Sunday, January 14, 2007

Man Dates, Boy Toys

Haven't had a sleepover since.... well, since my irrepressible schooldays when my classmates and I ran through endless hours of UNO, Trivial Pursuit and every imaginable card game possible. No sharing of secret hopes and dreams over frilly pink pillows, boxes of chocolates and Barbies please. Hey, I'm a prancing homo but we're still boys after all.

Sleepovers conjure up all sorts of possibilities from mind-blowing horror midnight movie marathons that leave the rapt viewers dead hoarse in the morning ( from all the nonstop screaming ) to furious playstation sessions that leave the thumbs screaming instead - and in the eyes of the regular red-blooded heterosexual boy, eventually leading to the usual soft-porn girl-on-girl slumber party / pillow fight in slinky negligees and teddys. In my eyes of course, a sleepover is always virile, oiled up men in dank secret dungeons getting ready for some wild man-on-man action but then again, I've always had an overly licentious imagination.

Sleeping man

Fortunately for the relatively innocent Strapping Shane, I forbore on the leather straps and slick baby oil leaving his so-called Azoth intact :P - and instead we all took turns escaping from villainous mercenaries, prankster aliens and wayward ronin in a virtual reality extravaganza. What a waste, I know. We could have been traversing the unimaginable heights of human ecstasy instead. :)

But boys will be be boys after all.

Far from his usual taciturn guise of the Lord of Perpetual Yawn, Charming Calvin was uncharacteristically sprite, chattering quite loquaciously with the occasional drunken idiom thrown in. No doubt the man downed quite a few tipples during his charity dinner last night - although he defensively proclaimed that he wasn't exactly three sheets into the wind :)

I'll grant him two sheets then.

Still it was well worth every potato chip, ngan yin peanut and coca cola bottle to finally see the nefarious Princess Allura reach her bloody end ( multiple ends and all ).


JL said...

next time try playing mahjong. I'll teach :)

Anonymous said...

You speaka foreign tongue. *cough* You played video games?


You mean you didn’t discuss quantum physics or quantum theory during this male slumber party? You didn’t chat about how the implications of quantum physics truly empowers you or how our physical universe is shapeable and how it’s connected to quantum law? Bah! You had an opportunity to discover man's secrets to the Universe and you you... played video games instead?


strapping.shane said...

With every sleepover - there must be a bunch of PS2 games to play. =P

Anonymous said...

Alcohol brings out the best and the worst in us. Haha.

Anonymous said...

Alcohol brings out the best and the worst in us. Haha.

jamie said...

Was there any sleeping involved at all? And I'm surprised that you didn't try to hog the controller. ;)

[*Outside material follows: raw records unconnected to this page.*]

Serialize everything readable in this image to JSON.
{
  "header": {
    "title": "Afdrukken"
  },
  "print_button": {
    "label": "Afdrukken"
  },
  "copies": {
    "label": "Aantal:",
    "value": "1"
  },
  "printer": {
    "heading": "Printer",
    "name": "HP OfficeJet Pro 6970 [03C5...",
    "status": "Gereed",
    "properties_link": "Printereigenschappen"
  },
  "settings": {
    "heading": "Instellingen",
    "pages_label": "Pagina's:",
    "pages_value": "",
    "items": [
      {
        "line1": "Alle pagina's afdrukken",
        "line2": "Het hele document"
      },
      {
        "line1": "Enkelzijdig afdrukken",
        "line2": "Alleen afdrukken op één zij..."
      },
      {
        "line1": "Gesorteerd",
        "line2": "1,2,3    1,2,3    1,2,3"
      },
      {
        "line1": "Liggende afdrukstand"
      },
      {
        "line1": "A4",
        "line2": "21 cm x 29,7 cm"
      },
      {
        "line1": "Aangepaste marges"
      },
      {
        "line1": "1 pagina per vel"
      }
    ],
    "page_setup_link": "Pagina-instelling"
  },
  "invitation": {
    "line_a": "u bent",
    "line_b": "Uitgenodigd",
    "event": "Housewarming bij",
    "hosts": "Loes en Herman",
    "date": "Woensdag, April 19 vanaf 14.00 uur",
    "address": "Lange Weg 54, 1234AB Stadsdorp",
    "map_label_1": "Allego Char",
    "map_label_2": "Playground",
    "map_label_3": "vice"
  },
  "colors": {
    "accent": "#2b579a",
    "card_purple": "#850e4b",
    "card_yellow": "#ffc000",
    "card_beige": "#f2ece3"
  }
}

Btw, Gerard Butler looks uberly hot down there.

savante said...

Hey, I play mahjong too, jl! Just need a quick refresher tho since it's been a while.

Did the quantum physics bit first, annieeeeee... then realized that the rest didn't know all that much about it! :) Neither did I honestly.

We can talk and share our feelings, shane :P

True enough but we had kids about so alcohol was out of the question, william.

Jamie, I know. Gerard Butler. Meowr.